Per i 150 migranti quella trascorsa è stata l'ennesima notte all’aperto sul ponte della nave Diciotti. E ancora da Roma nessuna comunicazione. Ieri sera dal comando dell’imbarcazione della Guardia costiera è stata inviata al Viminale l’ennesima richiesta di autorizzazione allo sbarco. Nel documento si segnala che alcuni dei migranti hanno comunicato l'intenzione di attuare lo sciopero della fame, che militari della nave hanno intercettato la richiesta di esporre un cartello dal pattugliatore con la scritta in inglese 'Please, help us' (per favore aiutateci). La tensione a bordo sale di giorno in giorno. "Molti chiedono assistenza psicologica, sono stressati, stanchi e provati", racconta Paola Ottaviano che si occupa di dare assistenza legale ai migranti e ieri è salita sulla Diciotti con l’ex deputato Stefano Fassina. Oggi al porto di Catania è in programma una grande manifestazione antirazzista: "facciamoli scendere", lo slogan del raduno organizzato dalla Rete antirazzista, Legambiente, Pax Christi, Cobas, Arci, Anpi, No Muos e centri sociali. Ma forse oggi sarà anche il giorno in cui il ministro dell’Interno Matteo Salvini, che continua a vietare lo sbarco, potrebbe provare a mettere in atto la soluzione che lui ha proposto ieri annunciandola a Zapping, la trasmissione radio Rai: "Sto valutando la possibilità di fare procedure di identificazione e riconoscimento per individuare profughi veri, che sono la minoranza, dai finti profughi prima ancora che le persone sbarchino". Il ministro pensa cioè di effettuare in nave le verifiche che normalmente richiedono mesi nei centri di identificazione: la procedura del riconoscimento dell'eventuale diritto è infatti necessariamente lunga e complessa. Ma qui a Catania si attendono comunicazioni ufficiali dal Viminale, ad oggi mai arrivate: nemmeno lo stop allo sbarco è stato deciso con un atto formale e su questo sta indagando la procura di Agrigento .

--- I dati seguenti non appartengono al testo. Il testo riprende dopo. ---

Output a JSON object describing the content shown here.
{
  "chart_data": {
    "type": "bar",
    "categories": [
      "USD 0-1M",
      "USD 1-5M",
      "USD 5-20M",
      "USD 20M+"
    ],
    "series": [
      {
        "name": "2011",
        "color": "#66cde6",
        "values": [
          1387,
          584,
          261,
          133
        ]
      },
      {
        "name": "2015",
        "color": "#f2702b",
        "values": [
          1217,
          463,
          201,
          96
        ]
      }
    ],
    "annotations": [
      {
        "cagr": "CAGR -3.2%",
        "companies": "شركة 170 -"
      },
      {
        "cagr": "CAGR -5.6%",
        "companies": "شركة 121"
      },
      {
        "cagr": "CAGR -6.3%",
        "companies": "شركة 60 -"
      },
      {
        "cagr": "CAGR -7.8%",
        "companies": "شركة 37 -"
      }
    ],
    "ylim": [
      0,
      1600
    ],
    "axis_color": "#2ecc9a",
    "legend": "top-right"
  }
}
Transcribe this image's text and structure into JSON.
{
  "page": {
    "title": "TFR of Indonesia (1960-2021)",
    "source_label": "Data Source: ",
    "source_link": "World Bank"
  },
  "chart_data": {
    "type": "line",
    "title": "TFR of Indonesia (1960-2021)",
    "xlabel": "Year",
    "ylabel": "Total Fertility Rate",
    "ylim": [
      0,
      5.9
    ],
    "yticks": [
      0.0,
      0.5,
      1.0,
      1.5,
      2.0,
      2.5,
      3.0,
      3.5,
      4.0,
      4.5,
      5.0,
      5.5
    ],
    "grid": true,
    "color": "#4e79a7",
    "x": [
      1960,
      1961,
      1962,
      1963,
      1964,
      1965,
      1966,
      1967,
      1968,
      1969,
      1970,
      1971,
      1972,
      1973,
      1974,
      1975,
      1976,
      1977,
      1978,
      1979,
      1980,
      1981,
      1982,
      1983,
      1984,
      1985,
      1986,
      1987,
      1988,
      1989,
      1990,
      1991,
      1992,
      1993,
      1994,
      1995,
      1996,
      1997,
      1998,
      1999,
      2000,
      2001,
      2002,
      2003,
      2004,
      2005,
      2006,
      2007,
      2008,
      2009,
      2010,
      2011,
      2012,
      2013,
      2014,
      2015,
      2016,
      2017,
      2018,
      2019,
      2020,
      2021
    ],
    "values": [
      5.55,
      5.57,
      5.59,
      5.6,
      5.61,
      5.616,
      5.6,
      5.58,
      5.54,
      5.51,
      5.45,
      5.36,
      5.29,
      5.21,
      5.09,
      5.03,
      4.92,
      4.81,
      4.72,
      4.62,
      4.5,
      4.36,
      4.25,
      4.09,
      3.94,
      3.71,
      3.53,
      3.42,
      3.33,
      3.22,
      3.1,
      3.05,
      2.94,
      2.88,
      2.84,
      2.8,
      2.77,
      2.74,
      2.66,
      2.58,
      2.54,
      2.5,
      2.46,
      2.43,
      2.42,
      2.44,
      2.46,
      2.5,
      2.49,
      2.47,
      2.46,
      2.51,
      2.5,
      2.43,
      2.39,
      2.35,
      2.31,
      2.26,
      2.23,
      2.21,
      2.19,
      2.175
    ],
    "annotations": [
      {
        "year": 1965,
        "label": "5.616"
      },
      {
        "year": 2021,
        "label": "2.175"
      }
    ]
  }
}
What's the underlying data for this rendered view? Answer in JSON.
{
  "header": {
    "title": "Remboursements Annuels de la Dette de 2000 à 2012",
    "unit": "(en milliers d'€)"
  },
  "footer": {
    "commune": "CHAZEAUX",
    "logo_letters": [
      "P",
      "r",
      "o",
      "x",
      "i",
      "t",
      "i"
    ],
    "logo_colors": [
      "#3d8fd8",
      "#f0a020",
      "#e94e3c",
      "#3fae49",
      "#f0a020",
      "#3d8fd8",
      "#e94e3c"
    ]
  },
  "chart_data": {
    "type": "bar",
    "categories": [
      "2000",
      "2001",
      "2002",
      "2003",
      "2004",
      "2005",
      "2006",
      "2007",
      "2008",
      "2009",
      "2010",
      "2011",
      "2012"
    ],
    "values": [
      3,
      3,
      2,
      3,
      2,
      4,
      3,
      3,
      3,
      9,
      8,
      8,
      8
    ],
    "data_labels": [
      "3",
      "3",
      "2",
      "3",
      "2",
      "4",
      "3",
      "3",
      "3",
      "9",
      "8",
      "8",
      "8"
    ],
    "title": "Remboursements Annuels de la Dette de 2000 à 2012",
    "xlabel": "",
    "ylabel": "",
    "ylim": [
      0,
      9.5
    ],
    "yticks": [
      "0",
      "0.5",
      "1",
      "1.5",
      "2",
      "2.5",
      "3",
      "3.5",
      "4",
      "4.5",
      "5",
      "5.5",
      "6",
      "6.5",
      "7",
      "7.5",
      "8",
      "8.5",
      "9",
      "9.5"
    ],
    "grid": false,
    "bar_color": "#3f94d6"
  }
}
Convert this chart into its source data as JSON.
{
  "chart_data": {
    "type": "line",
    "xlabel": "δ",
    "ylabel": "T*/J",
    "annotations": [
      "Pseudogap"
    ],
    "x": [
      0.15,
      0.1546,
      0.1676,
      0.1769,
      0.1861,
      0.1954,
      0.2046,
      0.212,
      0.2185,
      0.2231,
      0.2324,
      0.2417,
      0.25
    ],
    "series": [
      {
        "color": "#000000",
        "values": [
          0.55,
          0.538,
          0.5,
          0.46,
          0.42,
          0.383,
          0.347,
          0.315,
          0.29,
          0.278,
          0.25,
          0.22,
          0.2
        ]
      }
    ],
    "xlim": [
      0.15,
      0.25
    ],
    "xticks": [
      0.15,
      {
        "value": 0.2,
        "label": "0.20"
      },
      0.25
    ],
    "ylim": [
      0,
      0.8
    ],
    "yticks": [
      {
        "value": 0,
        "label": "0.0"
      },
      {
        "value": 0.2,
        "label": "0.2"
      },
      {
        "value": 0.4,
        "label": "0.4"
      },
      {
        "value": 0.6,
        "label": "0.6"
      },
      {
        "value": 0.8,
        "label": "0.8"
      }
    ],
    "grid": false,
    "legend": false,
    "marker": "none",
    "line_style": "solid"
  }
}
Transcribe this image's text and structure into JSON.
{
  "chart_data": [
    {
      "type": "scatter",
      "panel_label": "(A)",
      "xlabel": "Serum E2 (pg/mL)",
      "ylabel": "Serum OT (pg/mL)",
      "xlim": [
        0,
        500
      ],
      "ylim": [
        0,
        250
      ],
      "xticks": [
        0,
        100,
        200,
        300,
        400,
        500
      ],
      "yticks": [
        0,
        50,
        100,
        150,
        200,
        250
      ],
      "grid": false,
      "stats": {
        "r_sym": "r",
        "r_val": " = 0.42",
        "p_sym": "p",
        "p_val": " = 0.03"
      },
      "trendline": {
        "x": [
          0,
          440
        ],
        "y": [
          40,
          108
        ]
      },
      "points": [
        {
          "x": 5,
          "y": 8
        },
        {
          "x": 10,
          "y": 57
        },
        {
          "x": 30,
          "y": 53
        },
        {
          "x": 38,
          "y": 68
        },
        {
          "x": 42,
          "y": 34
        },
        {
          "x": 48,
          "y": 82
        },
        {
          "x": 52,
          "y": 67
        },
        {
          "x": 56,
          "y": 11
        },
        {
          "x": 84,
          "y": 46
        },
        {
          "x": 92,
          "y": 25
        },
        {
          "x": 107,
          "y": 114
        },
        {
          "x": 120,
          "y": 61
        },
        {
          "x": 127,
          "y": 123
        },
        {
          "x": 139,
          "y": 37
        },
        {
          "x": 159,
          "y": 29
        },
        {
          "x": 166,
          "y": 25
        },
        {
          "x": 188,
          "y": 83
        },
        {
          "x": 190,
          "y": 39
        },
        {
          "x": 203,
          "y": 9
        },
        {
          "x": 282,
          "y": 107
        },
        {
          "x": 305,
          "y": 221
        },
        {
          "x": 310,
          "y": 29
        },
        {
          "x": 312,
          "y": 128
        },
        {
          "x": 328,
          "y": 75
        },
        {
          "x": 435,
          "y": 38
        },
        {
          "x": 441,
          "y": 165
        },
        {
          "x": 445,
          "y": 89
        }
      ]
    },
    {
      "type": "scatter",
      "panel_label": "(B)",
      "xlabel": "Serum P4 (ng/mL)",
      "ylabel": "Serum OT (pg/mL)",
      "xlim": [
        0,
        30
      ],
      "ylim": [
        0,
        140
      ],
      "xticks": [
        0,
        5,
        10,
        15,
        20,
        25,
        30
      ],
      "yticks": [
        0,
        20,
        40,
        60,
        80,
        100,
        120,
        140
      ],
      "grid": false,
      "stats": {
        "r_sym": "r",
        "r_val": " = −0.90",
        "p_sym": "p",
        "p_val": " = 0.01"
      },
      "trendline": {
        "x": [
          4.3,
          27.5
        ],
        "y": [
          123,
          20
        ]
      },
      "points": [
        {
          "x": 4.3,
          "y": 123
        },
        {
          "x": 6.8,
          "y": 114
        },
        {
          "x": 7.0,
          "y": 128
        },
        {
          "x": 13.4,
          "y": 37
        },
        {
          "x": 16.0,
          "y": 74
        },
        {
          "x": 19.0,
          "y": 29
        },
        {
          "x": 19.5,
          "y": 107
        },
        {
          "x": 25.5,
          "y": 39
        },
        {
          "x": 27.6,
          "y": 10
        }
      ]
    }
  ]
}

Intanto due avvocati molisani, Salvatore e Giuliano Di Pardo, hanno presentato ricorso urgente al Tar di Catania per conto di due associazioni umanitarie, l'Alterego Diritti onlus e K-Alma. Secondo i legali, trattenere i migranti a bordo è illegale perché sono già in territorio nazionale, e perché non si conoscono gli atti formali che impedirebbero lo sbarco. "A seguito del ricorso - spiegano gli avvocati - il ministero dovrà comunque difendersi e costituirsi in giudizio producendo il provvedimento, di cui peraltro è stata chiesta l'esibizione dinanzi al giudice amministrativo. Questo agevolerà anche i magistrati della Procura".